Recovery options

You can use recovery options to move forward in the event of abnormal job completions and to resolve any issues efficiently, minimizing downtime. This feature ensures smooth and efficient job runs, even in the event of unexpected interruptions.

When you create or update a job, you can specify the recovery options either to proceed further or stop in the event of a failure. This gives you a method to manage any incomplete tasks or processes that are left unresolved. You can rerun the same job or run another job to resolve the issue with the parent job. This flexibility helps in efficiently resolving any issues and minimizing downtime. The jobs run on workstations may stop abnormally due to various reasons. Sometimes it might be due to a technical glitch or may be due to the failure of any associated services. You can use the recovery option to progress further if any jobs are finished abnormally.

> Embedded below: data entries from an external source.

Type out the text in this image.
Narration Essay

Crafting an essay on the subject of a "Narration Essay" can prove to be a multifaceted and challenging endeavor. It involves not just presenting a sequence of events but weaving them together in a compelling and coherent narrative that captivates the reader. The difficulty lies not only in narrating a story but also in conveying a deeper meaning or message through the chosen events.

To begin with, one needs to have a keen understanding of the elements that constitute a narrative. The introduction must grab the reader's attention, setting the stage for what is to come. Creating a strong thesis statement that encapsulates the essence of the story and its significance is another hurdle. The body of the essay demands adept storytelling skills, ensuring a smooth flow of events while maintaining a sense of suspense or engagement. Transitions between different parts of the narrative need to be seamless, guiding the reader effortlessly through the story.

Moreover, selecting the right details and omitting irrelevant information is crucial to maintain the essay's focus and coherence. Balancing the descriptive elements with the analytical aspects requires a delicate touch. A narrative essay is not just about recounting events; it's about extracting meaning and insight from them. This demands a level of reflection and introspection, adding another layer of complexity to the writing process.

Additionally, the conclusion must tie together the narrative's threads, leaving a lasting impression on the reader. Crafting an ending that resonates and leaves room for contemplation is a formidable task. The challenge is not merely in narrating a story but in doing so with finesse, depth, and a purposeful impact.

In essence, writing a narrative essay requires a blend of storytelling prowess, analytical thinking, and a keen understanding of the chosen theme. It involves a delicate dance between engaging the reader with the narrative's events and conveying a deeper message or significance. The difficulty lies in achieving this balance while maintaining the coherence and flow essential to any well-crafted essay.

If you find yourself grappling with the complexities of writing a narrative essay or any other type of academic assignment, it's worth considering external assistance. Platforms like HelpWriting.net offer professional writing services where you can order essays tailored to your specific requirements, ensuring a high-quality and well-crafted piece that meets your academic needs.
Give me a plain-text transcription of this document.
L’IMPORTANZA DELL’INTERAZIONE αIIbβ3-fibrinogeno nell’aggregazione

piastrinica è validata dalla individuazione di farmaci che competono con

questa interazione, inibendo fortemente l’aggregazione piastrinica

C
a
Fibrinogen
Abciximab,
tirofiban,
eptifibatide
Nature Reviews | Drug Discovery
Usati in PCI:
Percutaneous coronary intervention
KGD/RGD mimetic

Syntax and command line options

You can edit the job definition file as follows to add recovery options:

recovery 
[stop | 
continue |
rerun [same_workstation][repeatevery hhmm][for number attempts]]
[after [[folder/]workstation#][folder/]jobname]

Stop: You can add this option to stop the job stream from proceeding further if the job ends abnormally.

Continue: You can add this option to continue with the successor job, if the predecessor fails.

Rerun

Add this option to rerun the same job or another job to resolve the issue if the job fails. You can also customize the rerun option with the following parameters to run specific scenarios.

same workstation: If you add this option, the job runs on the same workstation where it was run earlier.

repeat every (hhmm): You can specify the time interval between each rerun in the hhmm format.

number of attempts: You can specify the number of times you want to rerun the job. If you do not specify any value, the job reruns once.

after [[folder/]workstation#][folder/]jobname: You can specify the recovery job. The recovery job can be any job definition in the database. The recovery job can also be a job that is used to fix the issue of the successor job. If you want to use a job definition that is stored in a remote workstation, specify the workstation with or without the folder name.

Different scenarios with recovery options

If the job fails you can use the recovery options to run different scenarios. The following criteria and table explains how the jobs are run when the recovery options are added in the job definition.

The CRIC job stream contains two jobs, JOB A and JOB B. The JOB B is internally dependent on JOB A and does not start if JOB A fails. The recovery job for JOB A is recoveryjob.


Recovery job	Stop	continue	rerun
No	If `JOB A` ends in `ABEND` status, then `JOB B` is not started at all. You can use the confirm command to change the status of `JOB A` to `SUCC`, to initiate `JOB B`.	After `JOB A` reaches any one of its final states (`SUCC`, `FAIL`, `ABEND`, or `SUPPR`), `JOB B` starts. Important: If there is a conditional dependency (See Dependency keywords) between `JOB A` and `JOB B`, then it must be satisfied to start `JOB B`.	If `JOB A` ends in `ABEND` status, it triggers a rerun. If it succeeds then `JOB B` starts. If the rerun fails, then `JOB A` is run again until it reaches a successful state. The process continues until the value specified in the number of attempts is reached. If no value is specified for number of attempts, then the job is rerun only once. You can use the confirm command to change the status of `JOB A` to `SUCC`, to initiate `JOB B`.
Yes	If `JOB A` ends in `ABEND` status, then the `recoveryjob` is initiated. If the `recoveryjob` is successful then `JOB B` runs. If the `recoveryjob` fails, the process is stopped.	If `JOB A` ends in `ABEND` status, the `recoveryjob` is run and `JOB B` starts, unless the `recoveryjob` ends in `FAIL` status, in which case the process stops and `JOB B` does not run.	If `JOB A` ends abnormally, it triggers the `recoveryjob`. If it ends successfully `JOB A` runs again. Note: The recovery job does not show in the Orchestration Monitor, as only the last instance of a job is displayed. Check in Run instances for information about the recovery job. If `JOB A` fails after a successful run of `recoveryjob`, the process is repeated and continues until the value specified in the number of attempts is reached. If no value is specified for number of attempts, the job reruns only once. If the `recoveryjob` fails, then `JOB A` is not initiated and the process is stopped.